A coroner has concluded that a newly born child died because of missed opportunities to escalate the mother’s care and inadequate staffing levels at University Hospital Lewisham.
The assistant coroner for South Eastern England has concluded that a newly born child died at University Hospital Lewisham (UHL), part of Lewisham and Greenwich NHS Trust, because of missed opportunities to escalate the mother’s care and inadequate staffing levels on the antenatal and labour wards.
The inquest into the death of Khalia Thomas was held between 19 and 22 May at Inner South London Coroner’s Court.
Thomas’ mother arrived at UHL early on 25 November 2022, in the latent stage of labour and struggling with painful contractions.
The mother told UHL staff that she could no longer feel her daughter moving and was put onto a cardiotocography machine for continuous monitoring. Evidence showed, however, that despite significant drops in the baby’s heart rate Lucy was wrongly categorised as a low-risk pregnancy and her care was not escalated in line with the trust’s own policy.
The mother was eventually taken to theatre, and Thomas was delivered by C-section, but she died just 38 minutes later.
At the inquest, witnesses from Lewisham and Greenwich NHS Trust described staffing issues as “dire” and said that staff felt “desperate” because of how stretched they were with other high-risk births. Despite this level of acuity, available midwives who were on-site at a training day were not brought back onto the wards.
The coroner noted in her conclusion that the mother was also wrongly taken off CTG monitoring for a time because of a miscommunication between staff.
Tragic and preventable loss
Recording a narrative conclusion, the coroner found that opportunities to escalate the mother’s care were missed and had Thomas been born earlier she could have been resuscitated and would not have died when she did.

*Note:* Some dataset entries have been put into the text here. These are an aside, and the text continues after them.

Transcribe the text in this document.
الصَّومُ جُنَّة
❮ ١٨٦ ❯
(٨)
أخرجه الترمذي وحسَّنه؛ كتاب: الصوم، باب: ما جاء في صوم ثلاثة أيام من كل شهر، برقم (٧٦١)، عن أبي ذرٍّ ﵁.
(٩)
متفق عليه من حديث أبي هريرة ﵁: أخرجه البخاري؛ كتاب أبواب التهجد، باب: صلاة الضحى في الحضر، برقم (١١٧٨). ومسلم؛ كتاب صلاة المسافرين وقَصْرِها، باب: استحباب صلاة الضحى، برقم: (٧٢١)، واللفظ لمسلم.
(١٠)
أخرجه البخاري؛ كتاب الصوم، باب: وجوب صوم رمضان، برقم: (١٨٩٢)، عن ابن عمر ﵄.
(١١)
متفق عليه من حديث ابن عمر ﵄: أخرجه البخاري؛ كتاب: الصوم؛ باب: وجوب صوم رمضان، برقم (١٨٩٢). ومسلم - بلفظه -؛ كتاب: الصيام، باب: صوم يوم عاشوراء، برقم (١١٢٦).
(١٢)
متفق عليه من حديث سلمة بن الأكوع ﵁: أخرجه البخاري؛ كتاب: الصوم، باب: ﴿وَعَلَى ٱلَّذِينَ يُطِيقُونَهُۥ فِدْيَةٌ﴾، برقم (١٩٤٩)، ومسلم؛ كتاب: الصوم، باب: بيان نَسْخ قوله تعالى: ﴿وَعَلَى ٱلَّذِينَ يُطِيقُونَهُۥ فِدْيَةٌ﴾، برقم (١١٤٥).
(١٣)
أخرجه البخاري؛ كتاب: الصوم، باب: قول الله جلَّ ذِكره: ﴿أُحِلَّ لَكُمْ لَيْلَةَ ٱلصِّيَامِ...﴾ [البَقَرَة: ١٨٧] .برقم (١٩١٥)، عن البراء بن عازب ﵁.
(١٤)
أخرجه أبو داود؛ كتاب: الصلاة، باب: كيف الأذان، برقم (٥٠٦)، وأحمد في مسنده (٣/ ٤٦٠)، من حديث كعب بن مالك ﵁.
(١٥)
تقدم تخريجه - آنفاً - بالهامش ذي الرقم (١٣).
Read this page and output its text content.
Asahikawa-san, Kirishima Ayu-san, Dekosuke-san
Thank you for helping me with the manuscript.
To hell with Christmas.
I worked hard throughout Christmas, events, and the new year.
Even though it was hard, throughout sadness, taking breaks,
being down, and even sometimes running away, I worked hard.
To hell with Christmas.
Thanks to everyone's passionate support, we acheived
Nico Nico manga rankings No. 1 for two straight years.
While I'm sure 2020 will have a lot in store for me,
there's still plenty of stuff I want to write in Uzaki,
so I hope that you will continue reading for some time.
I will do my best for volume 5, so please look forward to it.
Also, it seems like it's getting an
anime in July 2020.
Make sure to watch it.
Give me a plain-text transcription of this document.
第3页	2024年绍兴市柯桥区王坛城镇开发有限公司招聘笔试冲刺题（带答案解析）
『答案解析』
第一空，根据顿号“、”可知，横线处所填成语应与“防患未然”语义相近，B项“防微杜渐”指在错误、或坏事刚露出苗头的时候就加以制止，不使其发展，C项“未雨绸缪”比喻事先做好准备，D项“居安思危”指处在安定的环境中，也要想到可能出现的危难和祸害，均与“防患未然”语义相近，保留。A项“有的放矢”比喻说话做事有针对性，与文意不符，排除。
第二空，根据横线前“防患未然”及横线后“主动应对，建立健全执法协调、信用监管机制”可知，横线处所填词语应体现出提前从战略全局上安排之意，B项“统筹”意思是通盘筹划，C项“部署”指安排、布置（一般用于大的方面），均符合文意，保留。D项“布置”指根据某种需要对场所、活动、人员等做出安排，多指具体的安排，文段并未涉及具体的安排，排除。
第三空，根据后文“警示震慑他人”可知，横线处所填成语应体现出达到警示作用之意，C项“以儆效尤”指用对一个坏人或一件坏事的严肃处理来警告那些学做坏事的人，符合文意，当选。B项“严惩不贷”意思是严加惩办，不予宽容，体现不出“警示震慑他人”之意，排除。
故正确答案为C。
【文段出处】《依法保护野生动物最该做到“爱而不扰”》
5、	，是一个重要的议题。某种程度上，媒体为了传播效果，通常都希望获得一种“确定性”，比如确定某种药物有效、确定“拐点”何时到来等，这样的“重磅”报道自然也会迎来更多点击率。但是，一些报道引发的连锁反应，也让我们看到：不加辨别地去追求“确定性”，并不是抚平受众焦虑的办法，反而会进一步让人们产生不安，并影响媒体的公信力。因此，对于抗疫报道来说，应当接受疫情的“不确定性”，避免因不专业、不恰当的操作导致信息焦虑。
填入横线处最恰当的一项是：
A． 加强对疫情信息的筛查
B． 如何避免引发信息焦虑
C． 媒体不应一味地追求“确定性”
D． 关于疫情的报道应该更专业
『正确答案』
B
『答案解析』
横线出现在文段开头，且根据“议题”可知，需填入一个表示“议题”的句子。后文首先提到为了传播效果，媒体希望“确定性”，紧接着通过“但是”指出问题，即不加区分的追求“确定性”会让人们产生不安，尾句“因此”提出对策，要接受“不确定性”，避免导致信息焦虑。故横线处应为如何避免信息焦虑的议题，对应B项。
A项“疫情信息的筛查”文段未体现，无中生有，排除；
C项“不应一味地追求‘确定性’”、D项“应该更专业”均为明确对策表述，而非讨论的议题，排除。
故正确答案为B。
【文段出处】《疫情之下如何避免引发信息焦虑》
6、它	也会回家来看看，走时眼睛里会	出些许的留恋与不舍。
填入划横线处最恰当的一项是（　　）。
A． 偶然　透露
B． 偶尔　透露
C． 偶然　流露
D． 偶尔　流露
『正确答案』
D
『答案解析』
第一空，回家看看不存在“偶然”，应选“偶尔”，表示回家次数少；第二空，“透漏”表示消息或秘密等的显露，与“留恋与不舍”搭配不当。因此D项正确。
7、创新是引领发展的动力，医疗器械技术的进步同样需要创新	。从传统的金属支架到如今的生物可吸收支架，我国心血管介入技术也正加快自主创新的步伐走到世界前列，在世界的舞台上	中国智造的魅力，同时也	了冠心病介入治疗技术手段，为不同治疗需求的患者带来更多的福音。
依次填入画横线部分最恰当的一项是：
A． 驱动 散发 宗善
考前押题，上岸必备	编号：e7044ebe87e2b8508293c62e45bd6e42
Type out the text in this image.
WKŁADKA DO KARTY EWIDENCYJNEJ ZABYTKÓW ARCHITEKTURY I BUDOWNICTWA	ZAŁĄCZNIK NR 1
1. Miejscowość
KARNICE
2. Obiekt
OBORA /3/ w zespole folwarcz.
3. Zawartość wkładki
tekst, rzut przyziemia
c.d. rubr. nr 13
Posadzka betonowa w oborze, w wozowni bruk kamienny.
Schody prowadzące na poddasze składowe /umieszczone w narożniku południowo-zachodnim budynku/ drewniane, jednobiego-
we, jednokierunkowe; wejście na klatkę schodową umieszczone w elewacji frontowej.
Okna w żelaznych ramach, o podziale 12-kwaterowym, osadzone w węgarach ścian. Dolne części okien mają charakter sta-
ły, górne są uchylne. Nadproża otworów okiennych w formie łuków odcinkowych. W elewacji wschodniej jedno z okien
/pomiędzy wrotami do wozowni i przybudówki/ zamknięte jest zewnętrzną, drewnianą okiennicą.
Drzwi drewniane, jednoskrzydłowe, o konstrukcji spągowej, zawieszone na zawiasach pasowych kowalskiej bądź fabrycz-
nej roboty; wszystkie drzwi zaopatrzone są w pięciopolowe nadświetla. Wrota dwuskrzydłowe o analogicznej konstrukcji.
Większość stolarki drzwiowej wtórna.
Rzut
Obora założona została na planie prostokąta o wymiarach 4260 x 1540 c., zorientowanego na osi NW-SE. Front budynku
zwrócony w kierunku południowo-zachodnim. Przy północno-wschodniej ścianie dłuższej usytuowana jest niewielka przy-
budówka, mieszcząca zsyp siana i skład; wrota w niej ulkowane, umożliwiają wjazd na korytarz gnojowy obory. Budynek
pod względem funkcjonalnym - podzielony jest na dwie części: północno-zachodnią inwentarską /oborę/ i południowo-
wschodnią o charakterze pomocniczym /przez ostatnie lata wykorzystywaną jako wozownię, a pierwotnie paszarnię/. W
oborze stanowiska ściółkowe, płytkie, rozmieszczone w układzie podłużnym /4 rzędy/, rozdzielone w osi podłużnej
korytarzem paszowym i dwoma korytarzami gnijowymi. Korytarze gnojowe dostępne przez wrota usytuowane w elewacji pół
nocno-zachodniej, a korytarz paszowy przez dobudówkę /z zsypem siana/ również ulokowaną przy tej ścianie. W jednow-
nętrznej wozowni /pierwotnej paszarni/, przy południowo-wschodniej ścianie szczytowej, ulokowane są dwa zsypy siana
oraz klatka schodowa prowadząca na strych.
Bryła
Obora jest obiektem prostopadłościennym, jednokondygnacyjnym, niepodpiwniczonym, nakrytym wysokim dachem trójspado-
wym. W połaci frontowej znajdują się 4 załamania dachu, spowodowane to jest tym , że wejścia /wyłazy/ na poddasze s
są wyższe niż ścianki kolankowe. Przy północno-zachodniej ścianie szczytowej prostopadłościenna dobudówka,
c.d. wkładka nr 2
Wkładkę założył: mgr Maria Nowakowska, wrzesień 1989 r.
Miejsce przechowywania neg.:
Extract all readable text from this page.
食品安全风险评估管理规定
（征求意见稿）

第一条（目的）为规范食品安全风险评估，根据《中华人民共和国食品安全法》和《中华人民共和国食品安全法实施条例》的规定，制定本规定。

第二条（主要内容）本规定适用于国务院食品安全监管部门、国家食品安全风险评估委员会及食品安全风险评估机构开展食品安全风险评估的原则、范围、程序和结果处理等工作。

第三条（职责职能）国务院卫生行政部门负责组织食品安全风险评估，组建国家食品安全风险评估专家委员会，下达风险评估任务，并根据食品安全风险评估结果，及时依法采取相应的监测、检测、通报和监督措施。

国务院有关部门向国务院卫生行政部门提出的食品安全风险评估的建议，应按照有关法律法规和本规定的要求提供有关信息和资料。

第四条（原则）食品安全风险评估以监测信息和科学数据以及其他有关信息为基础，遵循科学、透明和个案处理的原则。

“This inquest has exposed a tragic and preventable loss… The evidence clearly showed that Khalia’s distress went unrecognised for far too long, and multiple opportunities to intervene were missed. The decision to remove continuous foetal monitoring was indefensible given the signs already present, and the delays in escalation proved fatal,” said Frankie Rhodes, senior associate solicitor at the law firm Leigh Day, who represented the family.
She went on to emphasise the facts that the mother was incorrectly classified as low risk, there were insufficient staff to take her to the labour ward to provide one-to-one care, there was a failure to redeploy staff from on-site training to assist, and critical errors in communication which meant that there was no holistic assessment carried out by either of the obstetricians on the ward.
“If this had taken place, Khalia’s delivery would have been expedited,” she continued.
Counsel for the family was Cressida Mawdesley-Thomas of 12 King’s Bench Walk.